# In the UK get your PPI money back! WE are!



## MattMatt (May 19, 2012)

My wife replied to an advert (It caught her attention as it was quiet and understated) by a firm who said they could get our PPI payments back.

They did. Well, are doing, as they have just got us a cheque for £5,000 in compensation! And there might be more to come!:smthumbup:


----------



## TBT (Dec 20, 2011)

Matt,for the unenlightened what is PPI?


----------



## Cosmos (May 4, 2012)

Thanks, MattMatt. You've just reminded me that I need to get my claim in, too.


----------



## MattMatt (May 19, 2012)

TBT said:


> Matt,for the unenlightened what is PPI?


Sorry! Personal Protection Insurance.

Although in theory this is good, many banks took the p*ss and sold useless policies at inflated prices.


----------



## Cosmos (May 4, 2012)

MattMatt, did you do the claim yourself, or did you use one of the many firms that are currently advertising to process these claims?


----------



## anonymouskitty (Jun 5, 2012)

You can do it yourself for free.
A few claims companies charge an upfront fee as well as a win fee. Beware if you are going to do this – never pay upfront, stick with no win, no fee.


----------



## Cosmos (May 4, 2012)

Thanks, Anonymouskitty


----------



## MattMatt (May 19, 2012)

anonymouskitty said:


> You can do it yourself for free.
> A few claims companies charge an upfront fee as well as a win fee. Beware if you are going to do this – never pay upfront, stick with no win, no fee.


We approached the banks direct. They put road blocks up. They could not help us. They said. Well, actually, the cheeky bu**ers actually said they could help us with our financial problem by selling us a new loan!! 

We contacted a delightful young lady who sorted multiple claims out for us and got the first cheque for us within 8 weeks. Even though the bank told us we were entitled to nothing.

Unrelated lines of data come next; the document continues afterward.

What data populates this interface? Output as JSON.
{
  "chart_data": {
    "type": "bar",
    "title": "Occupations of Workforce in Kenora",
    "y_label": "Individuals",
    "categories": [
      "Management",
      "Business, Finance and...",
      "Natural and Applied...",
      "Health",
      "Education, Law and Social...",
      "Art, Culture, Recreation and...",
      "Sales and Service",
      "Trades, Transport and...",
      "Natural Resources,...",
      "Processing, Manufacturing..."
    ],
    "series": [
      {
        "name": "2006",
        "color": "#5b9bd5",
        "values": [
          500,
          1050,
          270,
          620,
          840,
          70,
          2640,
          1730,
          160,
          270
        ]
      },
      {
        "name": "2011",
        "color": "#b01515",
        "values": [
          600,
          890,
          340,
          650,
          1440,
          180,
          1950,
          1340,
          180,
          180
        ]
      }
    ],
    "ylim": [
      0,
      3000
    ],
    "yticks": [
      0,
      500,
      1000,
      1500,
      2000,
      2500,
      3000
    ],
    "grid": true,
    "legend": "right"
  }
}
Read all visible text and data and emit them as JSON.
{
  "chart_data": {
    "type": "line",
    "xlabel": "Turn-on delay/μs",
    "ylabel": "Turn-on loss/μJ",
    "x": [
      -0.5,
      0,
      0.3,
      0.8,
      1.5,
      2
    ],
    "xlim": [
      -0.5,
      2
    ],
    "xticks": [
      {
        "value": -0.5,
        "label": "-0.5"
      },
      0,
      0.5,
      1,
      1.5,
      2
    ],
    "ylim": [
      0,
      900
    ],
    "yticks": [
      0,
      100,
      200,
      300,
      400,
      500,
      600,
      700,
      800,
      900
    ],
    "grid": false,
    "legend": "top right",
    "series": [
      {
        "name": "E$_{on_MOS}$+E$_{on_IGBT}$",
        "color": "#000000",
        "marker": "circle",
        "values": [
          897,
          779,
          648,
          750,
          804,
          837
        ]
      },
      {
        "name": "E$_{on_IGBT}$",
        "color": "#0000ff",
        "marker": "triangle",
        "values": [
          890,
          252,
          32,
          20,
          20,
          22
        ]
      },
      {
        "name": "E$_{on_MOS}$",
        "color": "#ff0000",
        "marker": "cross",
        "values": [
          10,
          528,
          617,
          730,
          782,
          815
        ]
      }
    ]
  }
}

Yes, you can try to do it on your own. But my wife found someone who does no win, no fee work. And she does work for her money. She was able to spot when the bank were trying to trick us and dealt with that.


----------



## Cosmos (May 4, 2012)

Yes, I think I'll go the No Win No fee route, too, MattMatt.


----------



## Dollystanford (Mar 14, 2012)

I haven't had PPI for years and yet I still get three calls a day offering to get me my money back....have you actually got the money? What PPI did you get??


----------



## YellowRoses (Jun 2, 2012)

I even get texts with a specific amount I am 'owed' - £3340 !

Never taken PPI in my life

Go to MSE website - there is a guide including letter templates to DIY this. No need to pay anyone


----------



## anonymouskitty (Jun 5, 2012)

Dollystanford said:


> I haven't had PPI for years and yet I still get three calls a day offering to get me my money back....have you actually got the money? What PPI did you get??


If the firm, or the FOS , agree that you were mis-sold the insurance, you should get back all the premiums you have paid, with interest added.


If you weren't mis-sold the policy in the first instance but were screwed over subsequently when you went to cancel the cover, if you cancelled a single premium policy, the firm should give you a "FAIR" refund. If you feel that the refund wasn't fair, challenge it (oh bloody bother !!)


----------



## Mario Kempes (Jun 12, 2010)

Irish banks screwed people over also and there's a lot of compensation coming down the line.

They were the most lightly regulated banks in the world and made the most of it. But that's a story for another day....


----------